Bond ladders have long been a popular tool for retirement income portfolios. The attraction is the perceived certainty and simplicity of the strategy. The investor has money coming due every year (perhaps starting in the year they expect to retire). This is a “set it and forget it” approach, but there are a couple of important caveats that leave the investor open to tremendous disappointment.

First, the longer maturity bonds could decline significantly in price if long-term interest rates rise, as we believe they likely will. At first glance this may not seem like a problem, but it is our supposition that most investors who take this approach may be shocked to see how much their bonds can drop in value between the date they are purchased and the date they mature.
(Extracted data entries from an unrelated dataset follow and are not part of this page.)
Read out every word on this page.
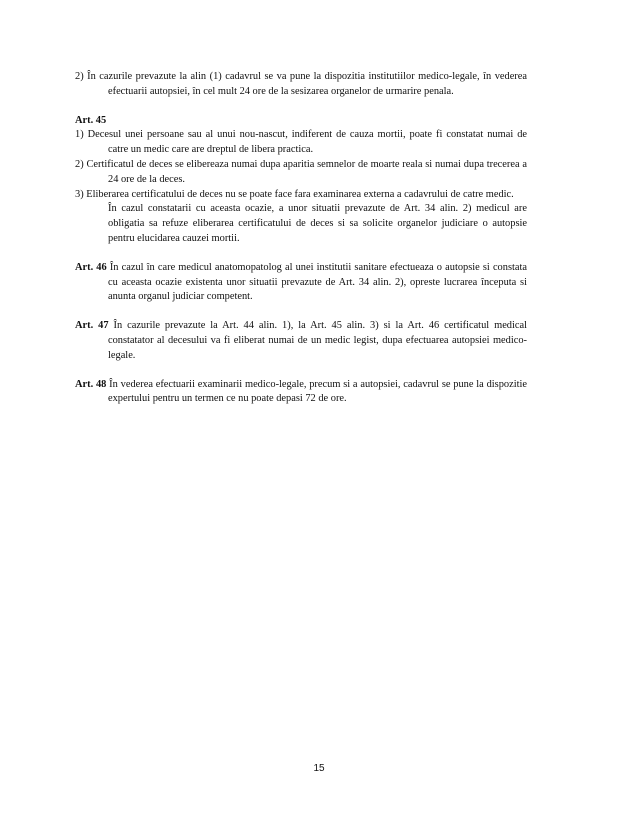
2) În cazurile prevazute la alin (1) cadavrul se va pune la dispozitia institutiilor medico-legale, în vederea efectuarii autopsiei, în cel mult 24 ore de la sesizarea organelor de urmarire penala.

Art. 45

1) Decesul unei persoane sau al unui nou-nascut, indiferent de cauza mortii, poate fi constatat numai de catre un medic care are dreptul de libera practica.

2) Certificatul de deces se elibereaza numai dupa aparitia semnelor de moarte reala si numai dupa trecerea a 24 ore de la deces.

3) Eliberarea certificatului de deces nu se poate face fara examinarea externa a cadavrului de catre medic.

În cazul constatarii cu aceasta ocazie, a unor situatii prevazute de Art. 34 alin. 2) medicul are obligatia sa refuze eliberarea certificatului de deces si sa solicite organelor judiciare o autopsie pentru elucidarea cauzei mortii.

Art. 46 În cazul în care medicul anatomopatolog al unei institutii sanitare efectueaza o autopsie si constata cu aceasta ocazie existenta unor situatii prevazute de Art. 34 alin. 2), opreste lucrarea începuta si anunta organul judiciar competent.

Art. 47 În cazurile prevazute la Art. 44 alin. 1), la Art. 45 alin. 3) si la Art. 46 certificatul medical constatator al decesului va fi eliberat numai de un medic legist, dupa efectuarea autopsiei medico-legale.

Art. 48 În vederea efectuarii examinarii medico-legale, precum si a autopsiei, cadavrul se pune la dispozitie expertului pentru un termen ce nu poate depasi 72 de ore.

15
This could lead to emotional decisions to sell them to avoid further paper losses…and the ladder strategy backfires.

The second caveat concerns inflation. If the retiree’s cost of living increases, they may find that they need more income than their bond portfolio can produce. What do they ask their financial advisor to do? “Sell something to raise cash.” The more of their portfolio that is in laddered bonds, the more likely they are to be selling an asset whose value has depleted. Effectively, by using the laddered bond strategy without regard to the current reality of the bond market, the investor has (perhaps unknowingly) created a situation in which their liquidity dries up as bond prices decline. They can get at their money, but only at a greatly impaired value.

Conclusion: at most, a laddered bond approach should be a modest allocation within the total retirement strategy. In our opinion its value is in its emotional comfort to the investor as opposed to the merits of the strategy itself.